The Ubiquitous Language is not so much a design artifact, like a class diagram, as it is a discovery by conversation — a process. If done right, the Ubiquitous Language is not a document. It is a consideration you take when naming something significant in the software system. It permeates all other documents by the names that things and processes are given. The software system itself becomes the documentation of the Ubiquitous Language, because classes, methods, variables, packages, diagrams and test cases all include this language.
This is where Behavior Driven Development pairs well with Domain Driven Design, because properly written behavior driven tests use the Ubiquitous Language. BDD tests should use the same terms and phrasing to describe the application behavior that is utilized by real end users to describe their business processes. So BDD tests written in Gherkin can be yet another reinforcement of the Ubiquitous Language.

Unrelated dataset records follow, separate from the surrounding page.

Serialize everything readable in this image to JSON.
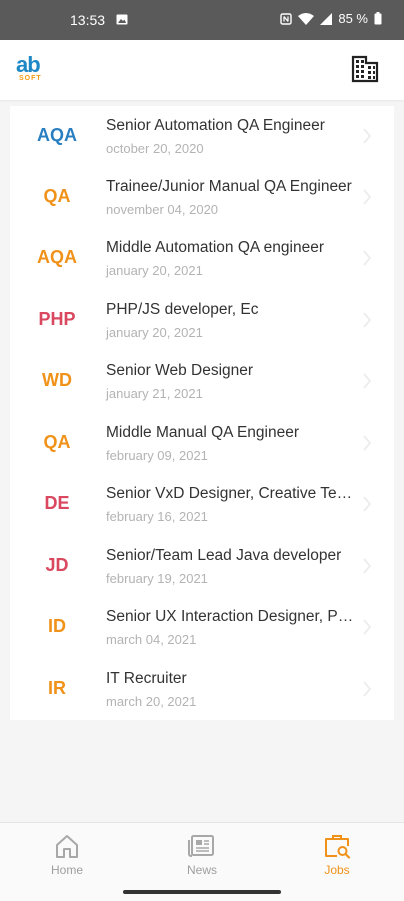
{
  "status_bar": {
    "time": "13:53",
    "battery": "85 %"
  },
  "app_bar": {
    "logo_top": "ab",
    "logo_bottom": "SOFT",
    "brand_colors": {
      "ab": "#1e88c7",
      "soft": "#f39c12"
    },
    "right_icon": "office-building-icon"
  },
  "jobs": [
    {
      "abbr": "AQA",
      "abbr_color": "#2a7fc1",
      "title": "Senior Automation QA Engineer",
      "date": "october 20, 2020"
    },
    {
      "abbr": "QA",
      "abbr_color": "#f0921a",
      "title": "Trainee/Junior Manual QA Engineer",
      "date": "november 04, 2020"
    },
    {
      "abbr": "AQA",
      "abbr_color": "#f0921a",
      "title": "Middle Automation QA engineer",
      "date": "january 20, 2021"
    },
    {
      "abbr": "PHP",
      "abbr_color": "#d9485f",
      "title": "PHP/JS developer, Ec",
      "date": "january 20, 2021"
    },
    {
      "abbr": "WD",
      "abbr_color": "#f0921a",
      "title": "Senior Web Designer",
      "date": "january 21, 2021"
    },
    {
      "abbr": "QA",
      "abbr_color": "#f0921a",
      "title": "Middle Manual QA Engineer",
      "date": "february 09, 2021"
    },
    {
      "abbr": "DE",
      "abbr_color": "#d9485f",
      "title": "Senior VxD Designer, Creative Team",
      "date": "february 16, 2021"
    },
    {
      "abbr": "JD",
      "abbr_color": "#d9485f",
      "title": "Senior/Team Lead Java developer",
      "date": "february 19, 2021"
    },
    {
      "abbr": "ID",
      "abbr_color": "#f0921a",
      "title": "Senior UX Interaction Designer, Product",
      "date": "march 04, 2021"
    },
    {
      "abbr": "IR",
      "abbr_color": "#f0921a",
      "title": "IT Recruiter",
      "date": "march 20, 2021"
    }
  ],
  "bottom_nav": {
    "items": [
      {
        "label": "Home",
        "icon": "home-icon",
        "active": false
      },
      {
        "label": "News",
        "icon": "newspaper-icon",
        "active": false
      },
      {
        "label": "Jobs",
        "icon": "briefcase-search-icon",
        "active": true
      }
    ],
    "active_color": "#f0921a",
    "inactive_color": "#9e9e9e"
  }
}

Nearly every artifact of the software system, from the requirements, to use case diagrams, class diagrams, to code, should use the same Ubiquitous Language.
To be clear, a simple "ubiquitous language dictionary" is not enough. A dictionary of terms is good to have, but I can tell you from experience that people tend to forget where this dictionary is, and so it goes unused. You spend most of your time e-mailing teammates a link to this document.
There is no official "Ubiquitous Language Document". Remember the important part of Ubiquitous Language is the "ubiquitous" part:
Existing or being everywhere, especially at the same time; omnipresent: ubiquitous fog; ubiquitous little ants.
If you need a reference document of terms, create one. Keep it simple. Word document, wiki, doesn't matter. Point other people to it, and know that you will continually do so until the end of the project. The Ubiquitous Language should be everywhere to begin with from requirements to documentation to code. To understand even a single use case is to begin understanding the Ubiquitous Language.